I worry most about my friends with kids. It just seems like this gives a green light to those who would set fire to a synagogue or Jewish day school. The increased acceptance and even glorification of political violence sets the stage for more truly horrible events. Certainly Jews on college campuses are having a hard time already.
It must be so hard to have the talk you never thought until October of 2023 that you’d have to have with your kids. I’m glad my daughter is a cat. “How to talk to your cat about antisemitism: a short manual.”
Meanwhile, it remains wonderful, even with the ups and downs and the constant fear for my friends in Israel, to have my worldwide family to be in touch with. Even when we don’t agree completely (which is always - the only being with whom I completely agree is, once again, Loviefluffy!) we are still there for each other. Just being able to pick up the phone and send a quick text and know that it’s not a bother, it’s solidarity, is so great.
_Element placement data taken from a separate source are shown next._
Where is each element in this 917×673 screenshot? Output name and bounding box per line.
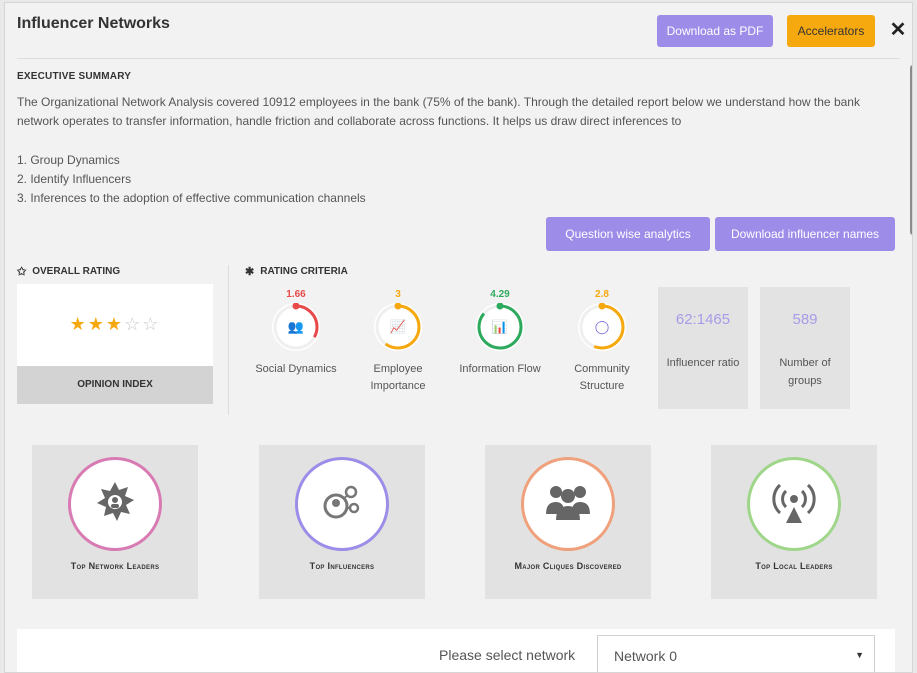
criterion-value: 3	[395, 289, 401, 300]
executive-summary-heading: EXECUTIVE SUMMARY	[17, 71, 132, 82]
bar-chart-icon: 📊	[491, 319, 509, 334]
tile-label: Top Influencers	[309, 561, 375, 571]
overall-rating-card: ★★★☆☆ OPINION INDEX	[17, 284, 213, 404]
tile-circle	[295, 457, 389, 551]
tile-circle	[747, 457, 841, 551]
network-select-label: Please select network	[439, 647, 576, 663]
rating-criterion: 2.8 ◯ Community Structure	[557, 289, 647, 395]
star-rating: ★★★☆☆	[17, 314, 213, 335]
ring-icon: ◯	[594, 319, 610, 334]
criterion-gauge: 📈	[374, 303, 422, 351]
opinion-index-label: OPINION INDEX	[17, 366, 213, 404]
modal-header: Influencer Networks Download as PDF Acce…	[17, 15, 906, 59]
tile-circle	[521, 457, 615, 551]
rating-criterion: 3 📈 Employee Importance	[353, 289, 443, 395]
influencer-ratio-stat: 62:1465 Influencer ratio	[658, 287, 748, 409]
network-leader-icon	[93, 480, 137, 529]
influencer-icon	[318, 478, 366, 531]
accelerators-button[interactable]: Accelerators	[787, 15, 875, 47]
star-filled-icon: ★	[87, 314, 106, 334]
criterion-value: 1.66	[286, 289, 306, 300]
criterion-label-2: Structure	[579, 380, 625, 392]
tile-label: Major Cliques Discovered	[514, 561, 622, 571]
download-influencer-names-button[interactable]: Download influencer names	[715, 217, 895, 251]
network-select[interactable]: Network 0 ▼	[597, 635, 875, 672]
download-pdf-button[interactable]: Download as PDF	[657, 15, 773, 47]
group-icon	[543, 480, 593, 529]
star-filled-icon: ★	[69, 314, 88, 334]
chevron-down-icon: ▼	[855, 650, 864, 660]
star-empty-icon: ☆	[142, 314, 161, 334]
people-icon: 👥	[287, 319, 305, 334]
summary-list: 1. Group Dynamics 2. Identify Influencer…	[17, 151, 366, 208]
trend-chart-icon: 📈	[389, 319, 407, 334]
close-icon[interactable]: ✕	[887, 17, 909, 43]
criterion-label-2: Importance	[370, 380, 426, 392]
rating-criteria-heading: ✱ RATING CRITERIA	[245, 266, 348, 278]
page-title: Influencer Networks	[17, 15, 170, 32]
criterion-label: Information Flow	[459, 363, 541, 375]
executive-summary-text: The Organizational Network Analysis cove…	[17, 95, 860, 128]
tile-influencer[interactable]: Top Influencers	[259, 445, 425, 599]
network-select-value: Network 0	[614, 648, 678, 664]
number-of-groups-value: 589	[792, 311, 818, 328]
list-item: 3. Inferences to the adoption of effecti…	[17, 191, 366, 205]
star-filled-icon: ★	[105, 314, 125, 334]
criterion-gauge: 📊	[476, 303, 524, 351]
list-item: 1. Group Dynamics	[17, 153, 120, 167]
scrollbar[interactable]	[910, 65, 912, 235]
tile-label: Top Local Leaders	[755, 561, 833, 571]
rating-criterion: 4.29 📊 Information Flow	[455, 289, 545, 378]
tile-label: Top Network Leaders	[70, 561, 160, 571]
list-item: 2. Identify Influencers	[17, 172, 132, 186]
section-divider	[228, 265, 229, 415]
tile-network-leader[interactable]: Top Network Leaders	[32, 445, 198, 599]
influencer-ratio-label: Influencer ratio	[666, 357, 740, 369]
tile-circle	[68, 457, 162, 551]
gear-icon: ✱	[245, 266, 255, 278]
number-of-groups-stat: 589 Number of groups	[760, 287, 850, 409]
tile-group[interactable]: Major Cliques Discovered	[485, 445, 651, 599]
number-of-groups-label-2: groups	[788, 375, 822, 387]
star-outline-icon: ✩	[17, 266, 27, 278]
criterion-label: Social Dynamics	[255, 363, 337, 375]
network-select-bar: Please select network Network 0 ▼	[17, 629, 895, 672]
rating-criterion: 1.66 👥 Social Dynamics	[251, 289, 341, 378]
question-wise-analytics-button[interactable]: Question wise analytics	[546, 217, 710, 251]
criterion-gauge: 👥	[272, 303, 320, 351]
criterion-gauge: ◯	[578, 303, 626, 351]
criterion-label: Community	[574, 363, 630, 375]
criterion-label: Employee	[373, 363, 423, 375]
tile-broadcast[interactable]: Top Local Leaders	[711, 445, 877, 599]
criterion-value: 4.29	[490, 289, 510, 300]
overall-rating-heading: ✩ OVERALL RATING	[17, 266, 121, 278]
influencer-networks-modal: Influencer Networks Download as PDF Acce…	[4, 2, 913, 673]
influencer-ratio-value: 62:1465	[675, 311, 731, 328]
criterion-value: 2.8	[595, 289, 609, 300]
star-empty-icon: ☆	[124, 314, 143, 334]
number-of-groups-label: Number of	[779, 357, 831, 369]
broadcast-icon	[769, 477, 819, 532]
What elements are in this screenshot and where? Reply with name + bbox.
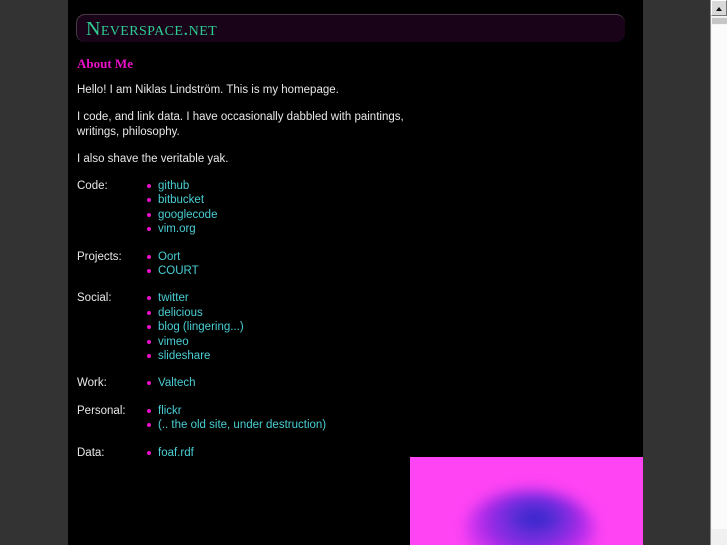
link-slideshare[interactable]: slideshare [158,350,210,362]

So to my friends and worldwide family in and around New York or from New York - sending you love, prayers and solidarity too. I have tons so it’s no problem to pray for Israel and New York at the same time. I’m sure I’m far from the only one.
That reminds me… I have to go check up on some more New York friends.
I also love Israel update and I love Gadi and Mike! Also a fan of the Free Press. I live in Brooklyn and I’m a recognizable Jew (Orthodox dress) and yes, I am scared. My elderly parents are here and my job is here, which really isn’t easily transferable to anywhere else. I have one adult child who moved to NJ, another adult child who just moved to Long Island and a third moving to NJ shortly. I wish I could also go!
I’m scared and disappointed, but not surprised. I lean left politically, but it seems increasingly clear to me that people who are like me—left leaning Jews—are being marginalized in today’s Democratic Party.